Primary and replica are having different size

ES 2.4.0; using mapper-attachments plugin to index pdfs.

Suddenly after index, I see the shards size from primary and replica are different. See attached. The cluster is in green status, I didn't notice exceptions that might affect this.

The same logic I used before: I set replica as 0; after indexing, set replica to 1;

document count is the same; the store has big difference. e.g for shard 3, primary is 11.6gb, but for replica it is only 6.6gb. Is this expected?

Any idea?

Hi @AdaYang,

that's possible, for example the primary could have a large number of deleted documents which you wouldn't see on the replica when you change the replica count from 0 to 1 after indexing? Documents are only marked as deleted as Lucene segments are immutable. Documents are physically deleted when segments get merged.

A few more thoughts: Did you check with the number of segments with the indices segments API? You could also run a force merge but note that this will cause a lot of I/O so I wouldn't do that during peak hours.

Daniel

P.S.: Please don't post screenshots but rather copy the text here.

1 Like

Thanks @danielmitterdorfer for replying the message.

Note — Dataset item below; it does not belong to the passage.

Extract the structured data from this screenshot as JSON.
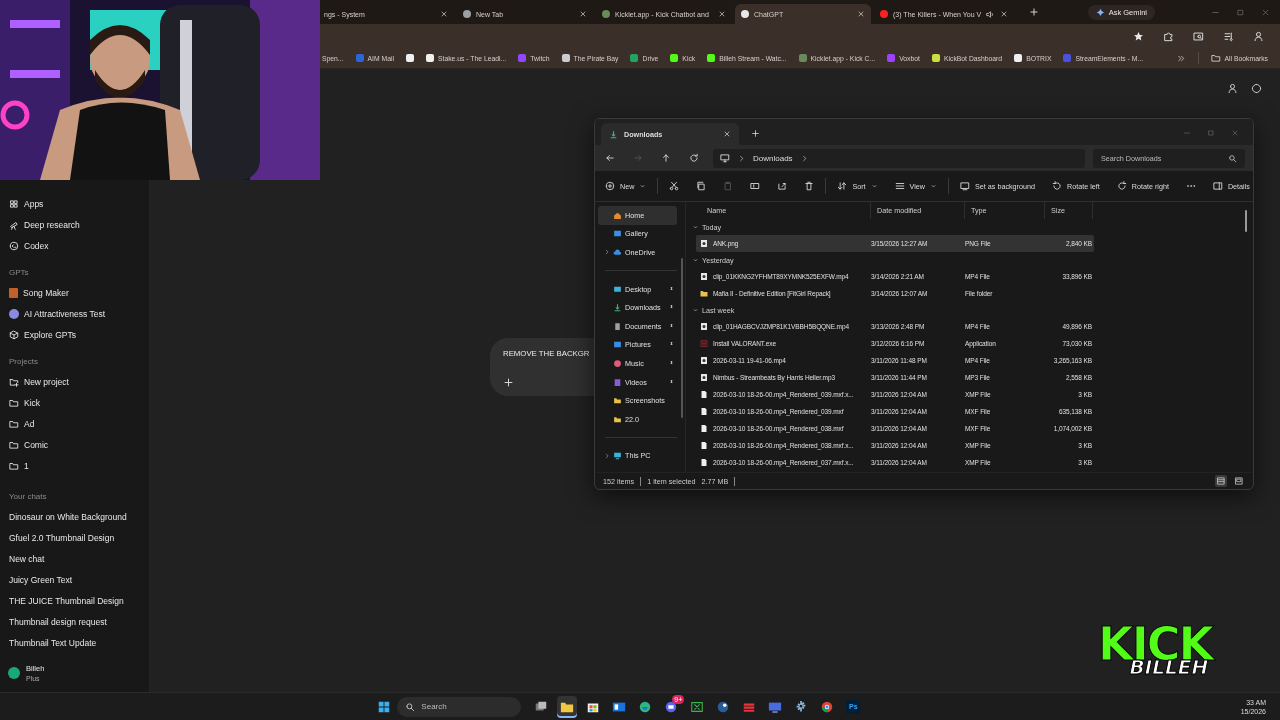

I got your point. Thanks.
After force merging the segments, now the primary and replica have the same size. Thank you very much.

Interesting, since I am just indexing document and not deleting any documents still the big difference.

Hi @AdaYang,

Ok, so there are no deletes but did you update the documents in the index maybe?

Daniel

thanks for following up. No... Purely bulk insert... with mapper-attachment indexing pdfs.

This topic was automatically closed 28 days after the last reply. New replies are no longer allowed.